The company’s consolidated net profit in Q2FY18 declined by 33% to Rs 670 million from Rs 995 million in the corresponding quarter of previous fiscal.
“Comparable consolidated net profit remains steady at Rs 670 million in Q2FY18 compared to Rs 660 million in Q2FY17 (excluding one-time deferred tax reversal adjustment of Rs 340 million),” the company had said in a statement.
Last month, Reliance Infrastructure and Adani Transmission had signed a definitive binding agreement for 100% stake in the former's Mumbai power generation, transmission and distribution business.
Meanwhile, the board of directors of Adani Ports and Adani Enterprises are scheduled to meet on Thursday, January 18, 2017 to consider their respective unaudited financial results for the quarter ended December 2017.
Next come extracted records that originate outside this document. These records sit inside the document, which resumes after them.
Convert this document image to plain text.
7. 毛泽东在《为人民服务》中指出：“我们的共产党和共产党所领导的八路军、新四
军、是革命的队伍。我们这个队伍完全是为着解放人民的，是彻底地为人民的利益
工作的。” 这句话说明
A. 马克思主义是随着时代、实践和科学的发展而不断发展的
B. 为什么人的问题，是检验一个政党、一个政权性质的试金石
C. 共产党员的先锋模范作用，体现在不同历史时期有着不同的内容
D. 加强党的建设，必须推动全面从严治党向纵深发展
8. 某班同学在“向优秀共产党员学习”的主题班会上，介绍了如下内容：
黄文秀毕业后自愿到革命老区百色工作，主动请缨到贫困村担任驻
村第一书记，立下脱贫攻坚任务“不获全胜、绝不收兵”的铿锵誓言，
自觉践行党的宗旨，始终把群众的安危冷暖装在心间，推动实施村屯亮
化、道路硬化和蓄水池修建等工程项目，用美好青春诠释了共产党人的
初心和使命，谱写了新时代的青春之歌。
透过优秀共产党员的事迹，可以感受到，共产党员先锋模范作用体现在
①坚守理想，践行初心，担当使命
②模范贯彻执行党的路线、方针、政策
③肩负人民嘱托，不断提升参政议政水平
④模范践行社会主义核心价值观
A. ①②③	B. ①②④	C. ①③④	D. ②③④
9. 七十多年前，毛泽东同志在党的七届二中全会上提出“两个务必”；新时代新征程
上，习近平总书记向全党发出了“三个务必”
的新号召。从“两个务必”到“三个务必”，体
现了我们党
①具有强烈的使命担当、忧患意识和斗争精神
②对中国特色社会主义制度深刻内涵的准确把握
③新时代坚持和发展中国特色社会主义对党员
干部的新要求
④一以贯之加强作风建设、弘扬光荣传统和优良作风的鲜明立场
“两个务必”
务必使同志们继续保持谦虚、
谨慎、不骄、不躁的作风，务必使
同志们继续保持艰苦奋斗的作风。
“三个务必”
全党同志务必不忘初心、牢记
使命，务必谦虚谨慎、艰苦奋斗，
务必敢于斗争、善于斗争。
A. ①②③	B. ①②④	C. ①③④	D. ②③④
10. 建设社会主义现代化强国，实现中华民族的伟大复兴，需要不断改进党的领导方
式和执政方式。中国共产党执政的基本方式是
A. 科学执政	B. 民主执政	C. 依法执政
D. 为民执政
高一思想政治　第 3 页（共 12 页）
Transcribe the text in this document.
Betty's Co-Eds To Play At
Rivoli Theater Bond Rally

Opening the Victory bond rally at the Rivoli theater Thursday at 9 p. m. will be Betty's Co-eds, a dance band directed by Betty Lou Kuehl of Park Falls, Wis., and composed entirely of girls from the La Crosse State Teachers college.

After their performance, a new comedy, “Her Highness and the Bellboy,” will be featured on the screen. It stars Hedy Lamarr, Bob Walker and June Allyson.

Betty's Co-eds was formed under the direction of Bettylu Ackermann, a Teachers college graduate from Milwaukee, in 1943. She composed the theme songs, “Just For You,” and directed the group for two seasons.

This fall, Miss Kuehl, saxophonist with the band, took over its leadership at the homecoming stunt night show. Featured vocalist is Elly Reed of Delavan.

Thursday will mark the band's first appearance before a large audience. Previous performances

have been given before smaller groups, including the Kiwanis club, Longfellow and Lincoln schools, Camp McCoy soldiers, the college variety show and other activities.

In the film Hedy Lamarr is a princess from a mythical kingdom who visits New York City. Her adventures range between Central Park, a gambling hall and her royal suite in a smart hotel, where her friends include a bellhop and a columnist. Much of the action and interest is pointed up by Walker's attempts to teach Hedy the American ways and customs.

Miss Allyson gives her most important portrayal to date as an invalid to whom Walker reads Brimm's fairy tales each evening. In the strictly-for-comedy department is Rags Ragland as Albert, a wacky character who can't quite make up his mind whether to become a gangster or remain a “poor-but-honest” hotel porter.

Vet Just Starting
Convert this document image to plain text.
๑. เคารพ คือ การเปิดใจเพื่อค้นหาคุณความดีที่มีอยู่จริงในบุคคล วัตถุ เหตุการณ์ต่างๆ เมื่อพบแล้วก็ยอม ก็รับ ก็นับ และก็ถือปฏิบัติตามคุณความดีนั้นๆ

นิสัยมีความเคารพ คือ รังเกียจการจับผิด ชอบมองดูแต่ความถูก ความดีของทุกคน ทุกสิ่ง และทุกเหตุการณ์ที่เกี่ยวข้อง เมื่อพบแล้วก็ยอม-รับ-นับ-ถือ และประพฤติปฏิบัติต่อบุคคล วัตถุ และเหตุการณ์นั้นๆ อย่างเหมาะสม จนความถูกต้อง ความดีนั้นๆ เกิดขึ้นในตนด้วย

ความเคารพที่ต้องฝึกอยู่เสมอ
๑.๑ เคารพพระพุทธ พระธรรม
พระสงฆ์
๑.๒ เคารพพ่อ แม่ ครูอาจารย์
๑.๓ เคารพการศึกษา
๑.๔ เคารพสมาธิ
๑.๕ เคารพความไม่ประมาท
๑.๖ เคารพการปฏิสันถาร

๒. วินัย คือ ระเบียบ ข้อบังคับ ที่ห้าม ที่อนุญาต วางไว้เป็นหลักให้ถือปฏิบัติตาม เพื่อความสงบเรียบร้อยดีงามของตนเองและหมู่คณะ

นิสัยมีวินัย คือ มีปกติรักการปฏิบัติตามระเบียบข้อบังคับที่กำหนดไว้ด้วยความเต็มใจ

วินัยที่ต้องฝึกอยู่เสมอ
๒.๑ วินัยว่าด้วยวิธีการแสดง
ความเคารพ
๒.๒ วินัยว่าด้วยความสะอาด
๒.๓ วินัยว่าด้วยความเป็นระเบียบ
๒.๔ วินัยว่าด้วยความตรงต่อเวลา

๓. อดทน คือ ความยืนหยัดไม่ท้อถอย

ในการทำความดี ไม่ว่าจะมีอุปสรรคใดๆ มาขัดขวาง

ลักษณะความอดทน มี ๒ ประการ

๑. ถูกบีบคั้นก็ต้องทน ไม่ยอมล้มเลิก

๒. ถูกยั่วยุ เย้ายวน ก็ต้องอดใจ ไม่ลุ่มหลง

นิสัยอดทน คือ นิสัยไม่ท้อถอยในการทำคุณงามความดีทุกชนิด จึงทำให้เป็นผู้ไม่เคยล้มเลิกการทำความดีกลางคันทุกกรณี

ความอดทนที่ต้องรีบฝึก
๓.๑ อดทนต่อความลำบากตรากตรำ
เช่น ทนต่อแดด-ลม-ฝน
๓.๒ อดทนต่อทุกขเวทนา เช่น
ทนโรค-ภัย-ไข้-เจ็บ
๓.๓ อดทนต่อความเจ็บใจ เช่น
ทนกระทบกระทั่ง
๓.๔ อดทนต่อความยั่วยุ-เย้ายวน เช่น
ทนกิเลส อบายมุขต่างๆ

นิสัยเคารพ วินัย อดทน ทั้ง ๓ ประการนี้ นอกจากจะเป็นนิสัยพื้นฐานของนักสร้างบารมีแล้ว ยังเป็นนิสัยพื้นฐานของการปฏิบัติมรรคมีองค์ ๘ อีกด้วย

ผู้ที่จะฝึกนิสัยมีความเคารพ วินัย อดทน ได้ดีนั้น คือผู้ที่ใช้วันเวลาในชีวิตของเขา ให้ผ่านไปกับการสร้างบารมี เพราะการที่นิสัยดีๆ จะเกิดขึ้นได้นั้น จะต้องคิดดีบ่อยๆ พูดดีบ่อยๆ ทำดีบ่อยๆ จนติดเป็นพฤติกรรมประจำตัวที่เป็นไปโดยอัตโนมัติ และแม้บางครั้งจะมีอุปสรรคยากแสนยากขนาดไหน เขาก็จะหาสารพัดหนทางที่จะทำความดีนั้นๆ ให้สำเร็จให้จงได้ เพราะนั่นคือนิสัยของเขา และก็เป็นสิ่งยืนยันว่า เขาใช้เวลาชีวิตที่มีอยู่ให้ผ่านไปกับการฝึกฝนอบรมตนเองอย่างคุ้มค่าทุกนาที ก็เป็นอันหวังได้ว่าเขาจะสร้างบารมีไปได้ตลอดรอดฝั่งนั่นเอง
“Revenues for Adani Ports are expected to grow 22.5% year on year (YoY) on account of growth in container volumes as the company continues to capture market share in the container segment, growth in realizations from the Abbot Point Operations subsidiary, as well as, elevated SEZ income. Reported profit is expected to rise 16% YoY for the company mainly due to improved operational profitability and contribution of high margin SEZ construction income,” Emkay Global Financial Services said in Q3FY18 results preview.
“Post a soft Q2, cargo volumes have rebounded with major ports reporting around 8‐10% growth in Q3. We expect 15% cargo volume growth riding 20% growth in container volumes and new supplies in coal market. Overall, we expect 15% growth in revenues for Adani Ports,” analyst at Edelweiss Securities said in results preview.